Did you want to become a writer when you were a student, or did that come later?
It’s a little bit of a twisty path. I left TAC and went to graduate school for philosophy at Yale, and then discovered I did not enjoy graduate school. It’s not nearly enough talking! What’s great about TAC is the seminar, and I had hoped that grad school would be like that, but it really was a lot of being alone by yourself in the library.
My husband was at Princeton (well, he wasn’t my husband yet), and we decided I was going to quit grad school and we would get married. We had babies right away. I started writing my first book just for fun when my first son was born, and it took me about seven years to finish it, because babies are very distracting! My first book took seven years to write, and it took another five years until I was published. So it’s a long road.
You definitely see hints of your liberal education pop up throughout A Golden Fury. You have multiple references, for instance, to Rousseau and to Latin. Are there other ways you think your education may have helped to inform your writing?

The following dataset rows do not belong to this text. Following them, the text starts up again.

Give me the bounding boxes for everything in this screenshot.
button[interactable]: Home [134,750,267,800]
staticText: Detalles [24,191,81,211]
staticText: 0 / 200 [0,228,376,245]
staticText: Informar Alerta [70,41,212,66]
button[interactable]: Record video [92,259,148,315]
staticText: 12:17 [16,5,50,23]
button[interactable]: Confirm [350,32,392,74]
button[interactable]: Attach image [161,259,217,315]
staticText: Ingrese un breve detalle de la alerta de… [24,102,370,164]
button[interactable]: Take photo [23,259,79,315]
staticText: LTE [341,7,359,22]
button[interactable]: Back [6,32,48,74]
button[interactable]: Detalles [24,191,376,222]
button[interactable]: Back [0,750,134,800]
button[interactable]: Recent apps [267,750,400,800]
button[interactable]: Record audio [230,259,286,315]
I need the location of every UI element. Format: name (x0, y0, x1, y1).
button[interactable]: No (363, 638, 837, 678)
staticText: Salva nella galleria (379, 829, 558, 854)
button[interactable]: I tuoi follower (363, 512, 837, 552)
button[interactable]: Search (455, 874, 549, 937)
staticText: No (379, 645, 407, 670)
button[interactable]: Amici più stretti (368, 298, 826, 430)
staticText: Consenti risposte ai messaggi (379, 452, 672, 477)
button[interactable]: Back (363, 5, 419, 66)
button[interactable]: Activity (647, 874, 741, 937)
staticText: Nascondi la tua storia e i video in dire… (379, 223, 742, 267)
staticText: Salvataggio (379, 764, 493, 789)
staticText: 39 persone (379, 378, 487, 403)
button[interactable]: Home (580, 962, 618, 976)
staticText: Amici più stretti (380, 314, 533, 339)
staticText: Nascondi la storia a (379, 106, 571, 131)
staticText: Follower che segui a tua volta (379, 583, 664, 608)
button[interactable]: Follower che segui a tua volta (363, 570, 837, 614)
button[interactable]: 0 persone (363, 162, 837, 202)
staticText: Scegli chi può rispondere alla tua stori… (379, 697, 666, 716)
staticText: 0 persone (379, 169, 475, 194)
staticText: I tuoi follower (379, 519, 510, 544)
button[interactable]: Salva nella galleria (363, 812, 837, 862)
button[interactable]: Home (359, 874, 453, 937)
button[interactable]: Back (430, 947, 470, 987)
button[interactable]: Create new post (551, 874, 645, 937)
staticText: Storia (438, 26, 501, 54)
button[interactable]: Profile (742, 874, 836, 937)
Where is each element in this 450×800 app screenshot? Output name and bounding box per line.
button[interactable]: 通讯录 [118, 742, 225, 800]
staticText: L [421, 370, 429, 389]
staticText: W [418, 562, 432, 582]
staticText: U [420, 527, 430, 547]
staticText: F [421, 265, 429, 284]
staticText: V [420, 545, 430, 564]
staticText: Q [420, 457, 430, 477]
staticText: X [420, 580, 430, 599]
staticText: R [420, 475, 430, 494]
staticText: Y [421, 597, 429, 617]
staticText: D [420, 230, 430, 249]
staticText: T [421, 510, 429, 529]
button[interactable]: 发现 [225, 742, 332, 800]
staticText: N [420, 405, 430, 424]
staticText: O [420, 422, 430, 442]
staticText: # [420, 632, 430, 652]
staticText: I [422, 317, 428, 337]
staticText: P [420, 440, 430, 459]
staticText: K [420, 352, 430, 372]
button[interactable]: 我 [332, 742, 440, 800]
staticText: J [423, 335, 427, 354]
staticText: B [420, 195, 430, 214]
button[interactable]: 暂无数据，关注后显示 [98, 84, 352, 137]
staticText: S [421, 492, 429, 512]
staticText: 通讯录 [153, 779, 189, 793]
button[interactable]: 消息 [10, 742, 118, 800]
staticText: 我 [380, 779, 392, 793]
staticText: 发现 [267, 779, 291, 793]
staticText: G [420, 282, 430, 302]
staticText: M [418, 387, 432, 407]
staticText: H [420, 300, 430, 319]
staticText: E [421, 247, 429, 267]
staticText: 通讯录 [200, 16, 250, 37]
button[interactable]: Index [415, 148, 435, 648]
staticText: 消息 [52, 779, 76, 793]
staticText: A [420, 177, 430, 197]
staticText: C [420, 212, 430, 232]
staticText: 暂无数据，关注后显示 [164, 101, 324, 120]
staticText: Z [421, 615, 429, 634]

To write historical fantasy you have to do a lot of research. The ability to engage with primary texts and get into the mind of a thinker from a different time, with a different worldview, is important if you want to write in a way that doesn’t end up being anachronistic, as historical fiction is prone to do. Reading primary sources and really getting into the minds of those writers in that time and seeing the coherence of their worldviews — rather than just judging them from a modern perspective — helps me to write better historical fiction.
Theosebeia says that her mother valued alchemy “for its own sake,” which is reminiscent of how liberal education values knowledge for its own sake.
That’s a direct parallel — she’s talking about valuing alchemy for its own sake rather than the utility of it, which is how Thomas Aquinas College thinks about education. So, yes, I absolutely had that in mind when I wrote that line.
A Golden Fury is written for a broad audience, and it never claims to be a Christian book, but there are some Christian themes in here — human dignity, natural law, the meaning of parenthood, and even small hints about chastity. How would you explain that?
Wasn’t it C.S. Lewis who said that we don’t need Christian books, we need Christian writers, or that we don’t need Christian art, we need Christian artists? If you are a Christian, then what you believe and the values you are formed in will be expressed no matter what you are doing.
I am not writing Christian books; I am not writing for a Christian ghetto. I’m certainly not marketing these books as Christian, because they are not. There is nothing evangelical about them. But they are products of my mind and my heart, and if you weren’t able to catch glimpses of how I have been formed as a Christian, then I would be pretty worried about my formation, because that has to come out. A book is an expression of its creator.
The story itself is largely secular, but you do have one character who is a practicing Catholic.
I do, and he is the best one! Dominic is the only unambiguously good character in the whole book, and I do have a moment where he is in confession, and Thea is thinking about what that means, to be able to confess, and how much she does not have that in her life. If you don’t have anyone to ask forgiveness from, then there isn’t any humility in your worldview — and there isn’t for Thea. She and her mother don’t have any limits on their aspirations. They don’t acknowledge any priests but themselves, and so they don’t really have any way to ask for forgiveness.
Tell us a little bit about your next book.
It’s called Bright Ruined Things, and it’s another historical fantasy stand-alone. Let me see if I can give you the pitch: It’s a retelling of The Tempest, but more like The Tempest meets The Great Gatsby — set in a glittering 1920s world. It’s about the powerful Prosper family, which controls a magical island, and its teenage ward, Mae, who tries to seize the magic that has always been denied her. It’s coming out in the fall of 2021.